Earlier this year, controversial pastor Rob Bell insinuated there was no physical place known as Hell. Now, prominent physicist Stephen Hawking says there is no Heaven, calling it a "fairy story."

"I regard the brain as a computer which will stop working when its components fail," he told Britain's The Guardian in an exclusive interview. "There is no heaven or afterlife for broken down computers; that is a fairy story for people afraid of the dark."

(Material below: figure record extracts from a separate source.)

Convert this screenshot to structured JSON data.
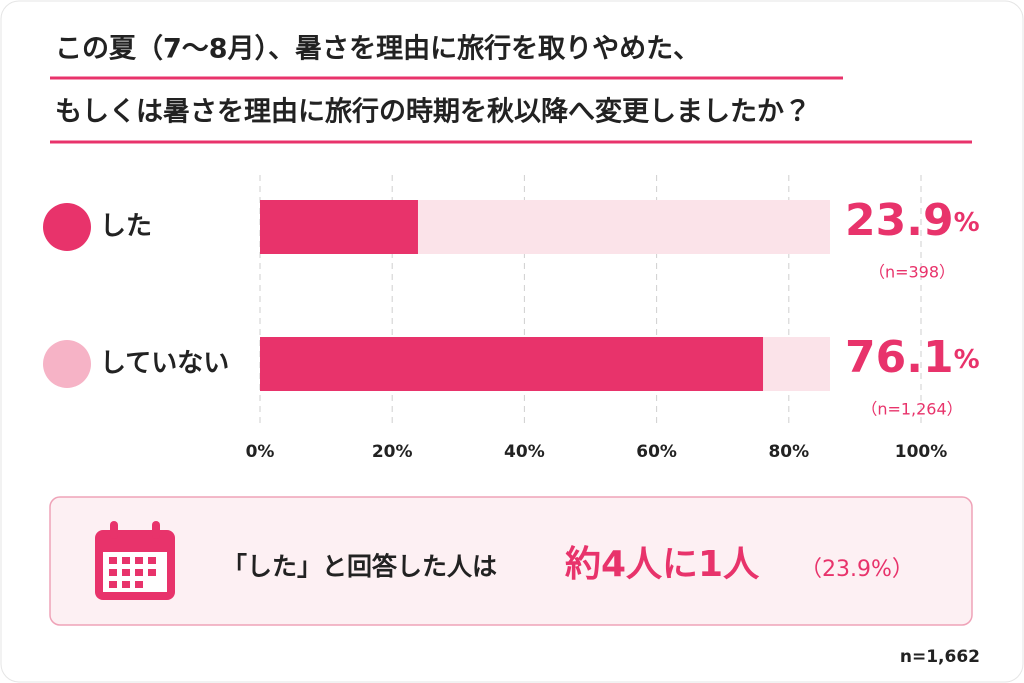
{
  "title_lines": [
    "この夏（7〜8月）、暑さを理由に旅行を取りやめた、",
    "もしくは暑さを理由に旅行の時期を秋以降へ変更しましたか？"
  ],
  "chart_data": {
    "type": "bar",
    "orientation": "horizontal",
    "categories": [
      "した",
      "していない"
    ],
    "category_colors": [
      "#e8336b",
      "#f6b3c6"
    ],
    "values": [
      23.9,
      76.1
    ],
    "value_labels": [
      "23.9%",
      "76.1%"
    ],
    "sample_labels": [
      "（n=398）",
      "（n=1,264）"
    ],
    "color": "#e8336b",
    "track_color": "#fbe3e9",
    "xlim": [
      0,
      100
    ],
    "xticks": [
      {
        "value": 0,
        "label": "0%"
      },
      {
        "value": 20,
        "label": "20%"
      },
      {
        "value": 40,
        "label": "40%"
      },
      {
        "value": 60,
        "label": "60%"
      },
      {
        "value": 80,
        "label": "80%"
      },
      {
        "value": 100,
        "label": "100%"
      }
    ],
    "grid": true
  },
  "callout": {
    "lead": "「した」と回答した人は",
    "emphasis": "約4人に1人",
    "detail": "（23.9%）"
  },
  "footnote": "n=1,662"
}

The Guardian details more of the interview:

In the interview, Hawking rejected the notion of life beyond death and emphasised the need to fulfil our potential on Earth by making good use of our lives. In answer to a question on how we should live, he said, simply: "We should seek the greatest value of our action."

In answering another, he wrote of the beauty of science, such as the exquisite double helix of DNA in biology, or the fundamental equations of physics.

Hawking responded to questions posed by the Guardian and a reader in advance of a lecture tomorrow at the Google Zeitgeist meeting in London, in which he will address the question: "Why are we here?"

In the talk, he will argue that tiny quantum fluctuations in the very early universe became the seeds from which galaxies, stars, and ultimately human life emerged. "Science predicts that many different kinds of universe will be spontaneously created out of nothing. It is a matter of chance which we are in," he said.